Sir Jonah Junor, elderly melodeon-playing editor of the Sunday Express and trenchant Eye columnist, has set his bonnet at a dazzling new doxie: Princess Michael of Kent, poor old Tom Troubridge’s wife, who pressured the last Pope to annul her marriage on laughably specious terms.

This unlikely pair were introduced by the doyenne of gossip hacks, Lady Olga Maitland, who shrills: ‘Don’t ask me anything about the Beast darling! It just gets me into wretched trouble.’

Is this why Sir Jonah’s Sunday Express column is now a stalwart ally of the Roman Catholic church?

I think we should be told.

24th October 1980

Grovel

I congratulate the fragrant hackette Lady Olga Maitland. She is pregnant again with her third child.

Thinking the news would please her curmudgeonly old employer melodeon-playing Sunday Express editor Sir Jonah Junor she ran in excitedly with the tidings.

‘Get away with ye lassie,’ cried Lord Whelk’s Highland factotum, ‘you’re far too old for sex.’

Lady Olga is 23. [Drone note: She was actually 36 at the time.]

7th November 1980

Auberon Waugh’s Diary

To the Black Lubyanka in Fleet Street, where Lord Thingers Maffews has organised a small lunch party to mark my departure from Express Newspapers at the end of the year after nine years of faithful service. He has asked the Archbishop of Canterbury, Dr Runcie, Sir Ian Moncrieffe of that Ilk, Sir John Junor (of some other ilk), Sir Melvyn Barg, delicious 23-year-old Lady Olga Maitland, mouth-watering Prue Leith and a bevy of beautiful women including Edna Healy, no less.
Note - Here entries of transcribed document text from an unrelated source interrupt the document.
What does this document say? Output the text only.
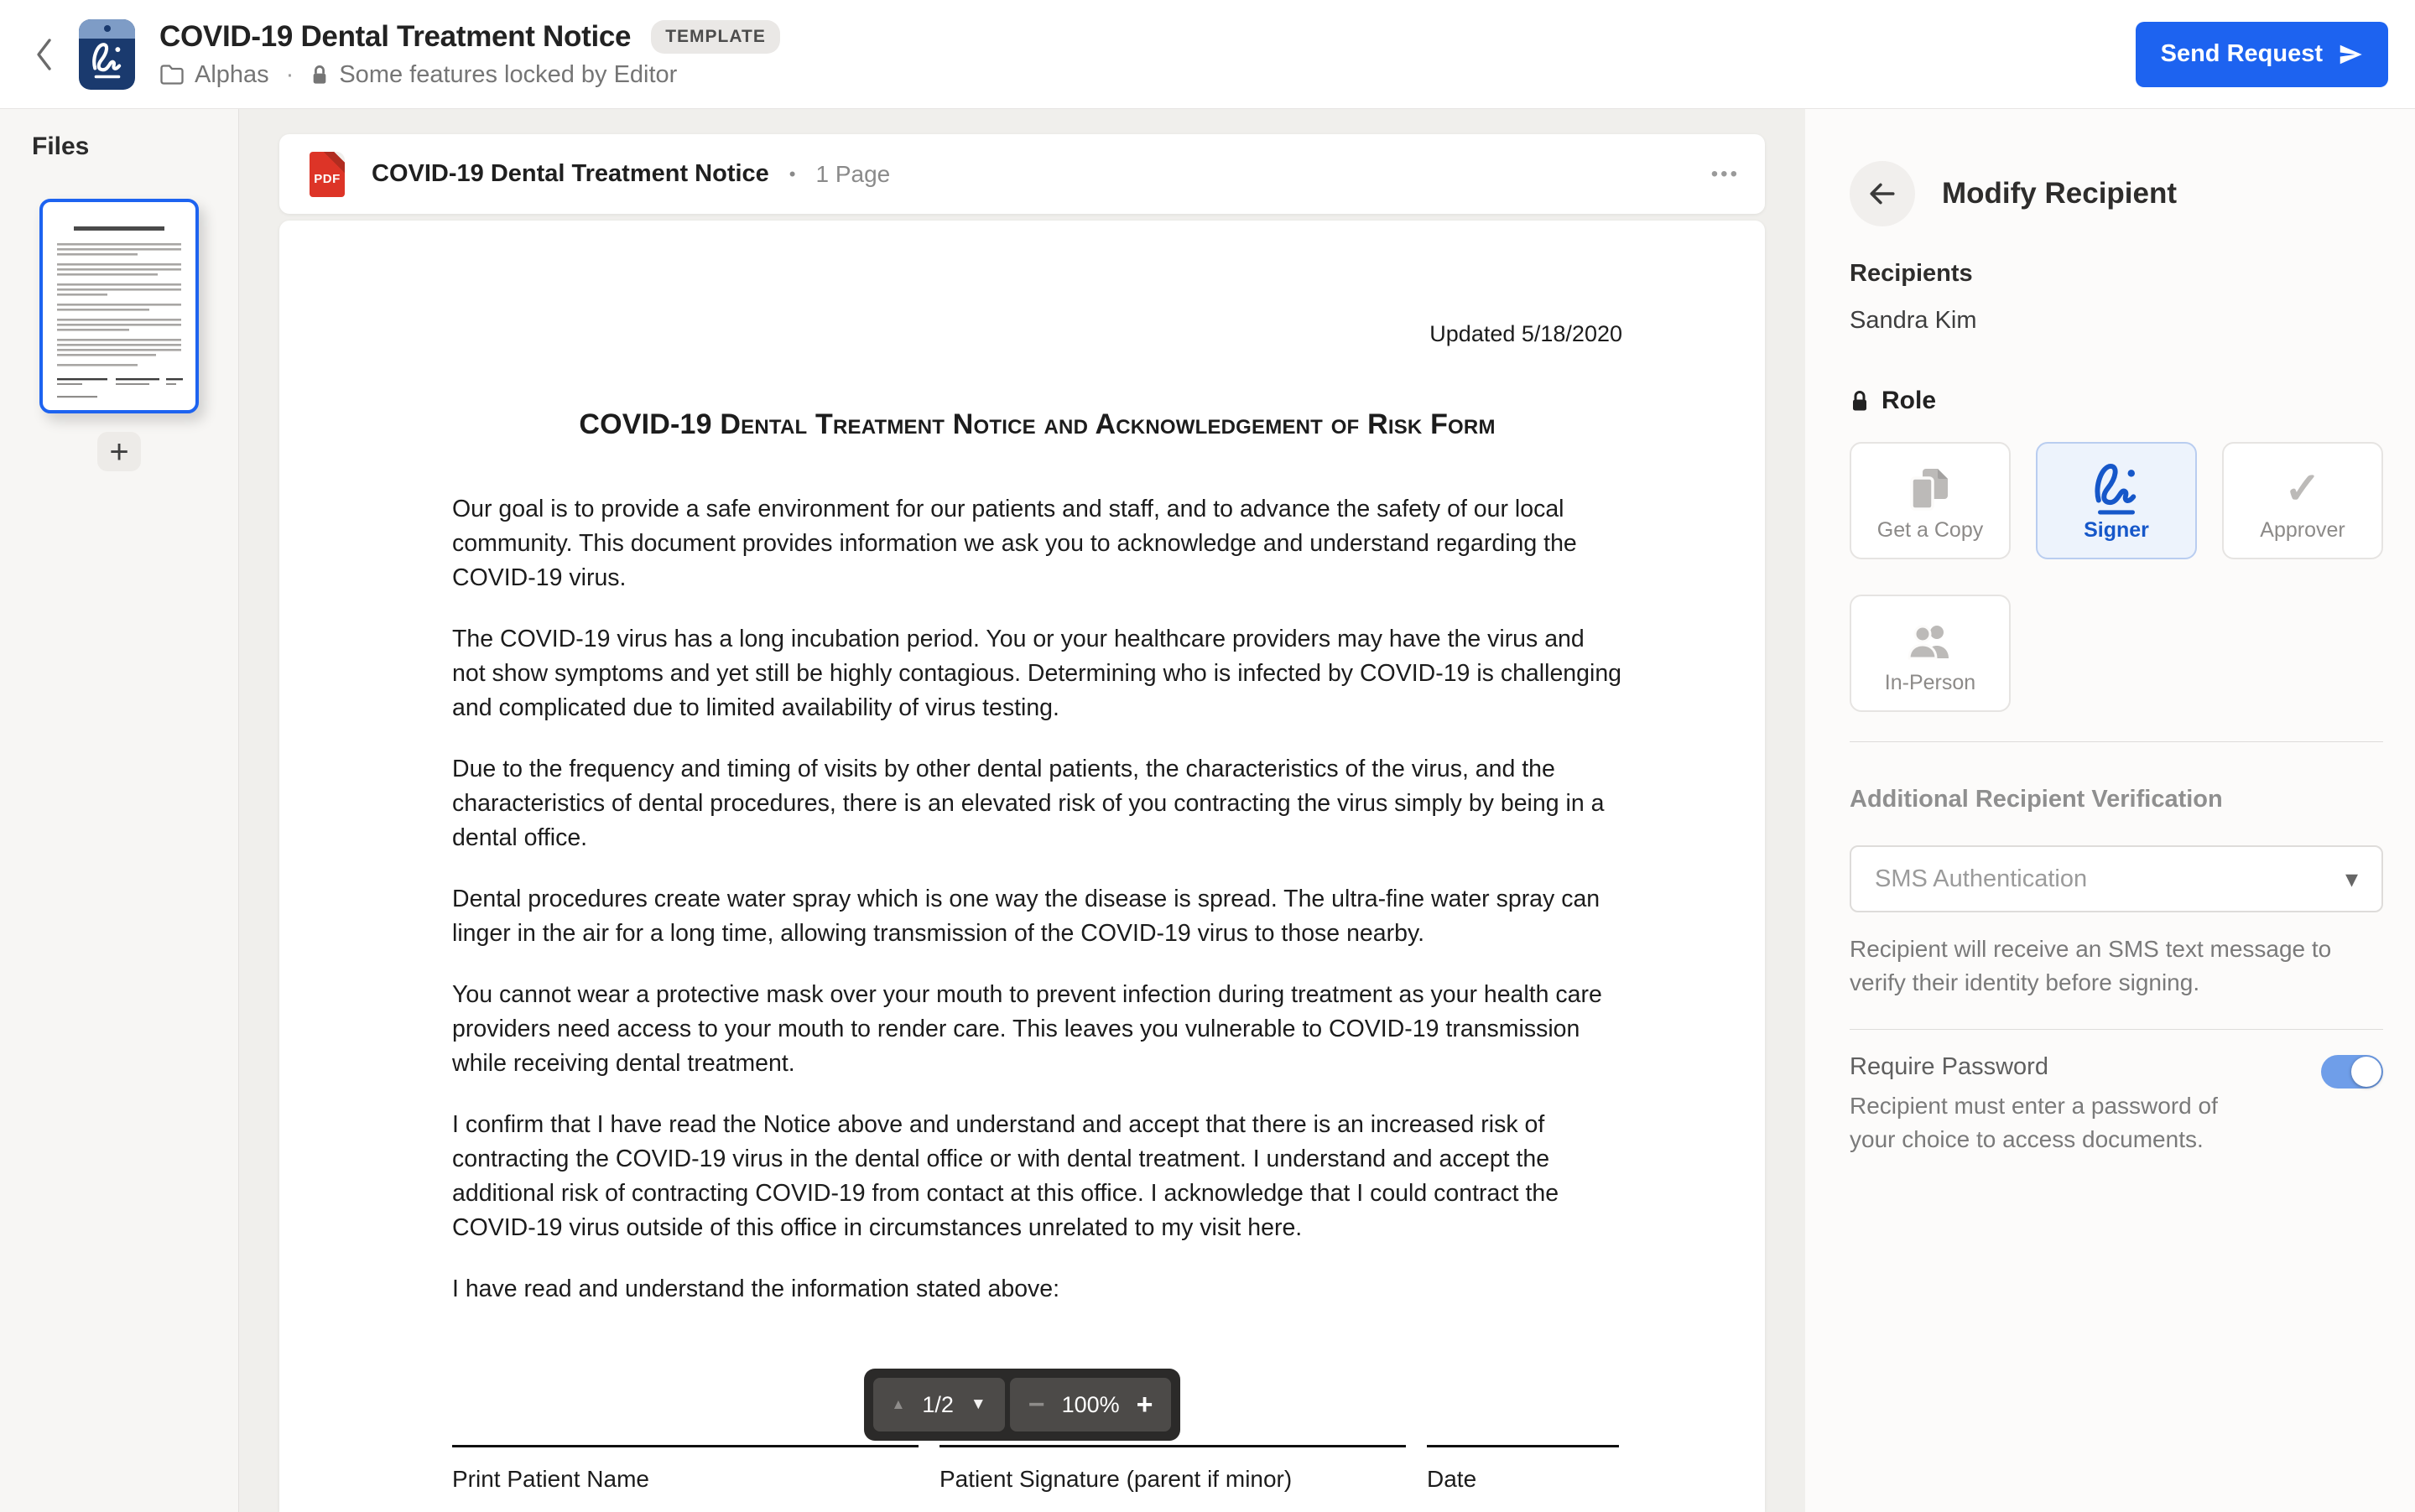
COVID-19 Dental Treatment Notice	TEMPLATE
Alphas · Some features locked by Editor
Send Request
Files
+
PDF COVID-19 Dental Treatment Notice • 1 Page	•••

Updated 5/18/2020

COVID-19 Dental Treatment Notice and Acknowledgement of Risk Form

Our goal is to provide a safe environment for our patients and staff, and to advance the safety of our local community. This document provides information we ask you to acknowledge and understand regarding the COVID-19 virus.

The COVID-19 virus has a long incubation period. You or your healthcare providers may have the virus and not show symptoms and yet still be highly contagious. Determining who is infected by COVID-19 is challenging and complicated due to limited availability of virus testing.

Due to the frequency and timing of visits by other dental patients, the characteristics of the virus, and the characteristics of dental procedures, there is an elevated risk of you contracting the virus simply by being in a dental office.

Dental procedures create water spray which is one way the disease is spread. The ultra-fine water spray can linger in the air for a long time, allowing transmission of the COVID-19 virus to those nearby.

You cannot wear a protective mask over your mouth to prevent infection during treatment as your health care providers need access to your mouth to render care. This leaves you vulnerable to COVID-19 transmission while receiving dental treatment.

I confirm that I have read the Notice above and understand and accept that there is an increased risk of contracting the COVID-19 virus in the dental office or with dental treatment. I understand and accept the additional risk of contracting COVID-19 from contact at this office. I acknowledge that I could contract the COVID-19 virus outside of this office in circumstances unrelated to my visit here.

I have read and understand the information stated above:

Print Patient Name	Patient Signature (parent if minor)	Date
▲ 1/2 ▼ − 100% +
Modify Recipient
Recipients
Sandra Kim
Role
Get a Copy	Signer
✓
Approver
In-Person
Additional Recipient Verification
SMS Authentication	▾

Recipient will receive an SMS text message to verify their identity before signing.

Require Password

Recipient must enter a password of your choice to access documents.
I must say, Lord Maffews is a jolly good host. He doesn’t like the look of our escalope de veau à la crême so has a special dish brought to him, no doubt containing jellied eels, stewed whelks, parsnips, tripe ’n’ elephant pie and other homely delicacies. He says how much he enjoys nearly everything I and other members of my family have ever written, and how sad he is that his own humble class origins make it impossible for me to go on working with him.

The other great sadness is that the lovely Lady Maffews is Not Ible to be Wiv Us. If I fought there was any estrangement between them I might have to sell the story to my old friend Peter Tory, whose excellent William Hickey column in the Daily Express is the only thing worth reading in that doomed newspaper.

[Drone note: Waugh was a columnist and book reviewer for the Evening Standard]

21st November 1980

Yet further news of appalling behaviour by hacks from Fingers’ tit ’n’ bum organ has emerged.

After her trial the Star approached Streatham madame Cynthia Payne and offered her £4,000 for the exclusive rights to her story. Mrs Payne was encouraged to tell all to a sympathetic reporter. But she did not receive any form of written contract.

Consequently, when she told the Smut hacks all she knew, she was in no position to demand her fee.

At first the Smut refused to pay her anything; but it now seems likely she will be paid £1,000.

19th December 1980

Auberon Waugh’s Diary

As my time to leave the Standard draws near after seven years as its fiction reviewer I wish some kind person would buy the paper from its present owner, Elephant Man lookalike ‘Lord’ Maffews (as my friend William Hickey wittily describes him). Such a philanthropist could send this whelk-guzzling oaf back to Bermondsey, reinstate Sir Charles Wintour as editor and let me resume my novel reviewing.